Color Matters in UX/UI Design
When we use a product, the initial impact we experience is the design’s aesthetic appeal.
If it pleases the eye, we are more inclined to explore more, and our initial judgment is likely to be positive. However, if the design is not visually appealing, it can have a negative impact on our perception of the product.
Color, in particular, plays a significant role in the first impression a user has when seeing and using a product. It has the power to evoke pleasure, evoke emotions, and create a visual impact that keeps our attention engaged.
When the color is visually pleasing, it captures our focus and encourages us to spend more time exploring the product. But, if the color is used in the wrong way, it can be a complete disaster!
Negative Effects of Poor Color Usage
When my QA colleagues test an app or a digital product, the first comment I often hear from them is about the product’s aesthetics. They express their opinions on whether it’s good or not, and most of the time they specifically comment on the color.
They say things like:
“This makes me feel so depressed.”
“The colors are so glaring that it hurts my eyes just to look at it.”
“It looks so ugly.”
“I can’t read the text properly. The color is too shiny.”
You can see in these examples that there is a negative impact on the user experience.
Otherwise, if we only use color as a decorative element, it can lead to another poor user experience. Colors that are excessively vibrant and saturated may initially be visually appealing, but they can also cause eye strain and fatigue.
Moreover, if we only select colors without considering the varying degrees of visual abilities among individuals, it can result in a negative experience for those who have a degree of visibility.
Choose the Right Color Palette
Selecting a color doesn’t mean picking the prettiest one. Anyone can do that! Color needs to be functional, not just decorative. It’s about communicating with your audience and serving their needs effectively.
Every color generally has a universal association, but its meanings can vary depending on the geographical context. Understanding your audience is crucial. If your product targets a specific demographic area, it’s essential to conduct research to ensure that the color associations align with the intended message, considering potential cultural variations.
In the image below, you can see the universal associations and emotions that colors can evoke in a person. Each color has a distinct emotional impact. As an example of that, studies have shown that seeing red can increase blood circulation.
In addition to these two tactics for selecting a color, it’s essential to align with the brand’s colors. To maintain consistency with the brand, I recommend examining the brand’s logo and choosing an appropriate color from there. Keep in mind that some logo colors may be too vibrant, leading to ocular fatigue. A solution to this issue is to reduce the saturation of the color.
When it comes to applying contrast, it’s essential to do it the right way. The level of contrast should align with the importance of each element on the screen.
For instance, elements that are crucial for user interactions or essential content should have the most significant contrast to draw immediate attention.

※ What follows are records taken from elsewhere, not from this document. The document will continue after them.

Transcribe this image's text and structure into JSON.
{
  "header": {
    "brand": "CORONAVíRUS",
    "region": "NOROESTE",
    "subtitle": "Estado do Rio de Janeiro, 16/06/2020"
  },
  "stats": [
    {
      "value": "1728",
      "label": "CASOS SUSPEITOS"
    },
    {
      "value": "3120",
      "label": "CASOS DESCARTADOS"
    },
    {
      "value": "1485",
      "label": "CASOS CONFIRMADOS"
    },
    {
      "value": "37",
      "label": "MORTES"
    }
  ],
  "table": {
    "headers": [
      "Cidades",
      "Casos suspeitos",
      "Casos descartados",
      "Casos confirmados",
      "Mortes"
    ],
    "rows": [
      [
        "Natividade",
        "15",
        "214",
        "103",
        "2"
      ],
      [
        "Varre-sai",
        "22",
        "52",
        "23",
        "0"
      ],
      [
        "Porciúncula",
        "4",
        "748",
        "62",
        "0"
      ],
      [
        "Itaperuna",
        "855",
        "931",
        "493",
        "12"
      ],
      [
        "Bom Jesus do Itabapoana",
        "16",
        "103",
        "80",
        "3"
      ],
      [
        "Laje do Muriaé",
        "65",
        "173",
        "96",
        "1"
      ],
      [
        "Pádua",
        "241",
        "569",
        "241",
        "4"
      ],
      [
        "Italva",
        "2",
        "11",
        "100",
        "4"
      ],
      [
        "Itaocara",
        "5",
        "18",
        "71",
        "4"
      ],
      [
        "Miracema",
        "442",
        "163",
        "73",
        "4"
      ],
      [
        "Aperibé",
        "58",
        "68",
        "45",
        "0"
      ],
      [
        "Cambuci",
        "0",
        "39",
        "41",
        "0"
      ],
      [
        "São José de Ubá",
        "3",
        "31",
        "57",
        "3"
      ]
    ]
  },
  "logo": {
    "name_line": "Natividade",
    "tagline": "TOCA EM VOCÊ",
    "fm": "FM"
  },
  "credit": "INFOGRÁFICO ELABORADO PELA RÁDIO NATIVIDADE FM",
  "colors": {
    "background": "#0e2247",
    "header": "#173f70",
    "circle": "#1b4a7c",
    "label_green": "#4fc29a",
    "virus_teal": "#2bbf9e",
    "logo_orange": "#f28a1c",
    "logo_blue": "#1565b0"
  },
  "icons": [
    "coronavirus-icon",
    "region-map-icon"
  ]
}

By employing contrast strategically, you guide users’ focus to the right places and enhance the overall usability and visual hierarchy of your design.
After selecting the color palette, the key to knowing if it’s the right one is through user testing. By testing the product with your target users, you can gather valuable feedback on the color choices.
Users’ responses will provide insights into whether the color palette resonates with them and enhances their experience or if adjustments are needed to improve its effectiveness.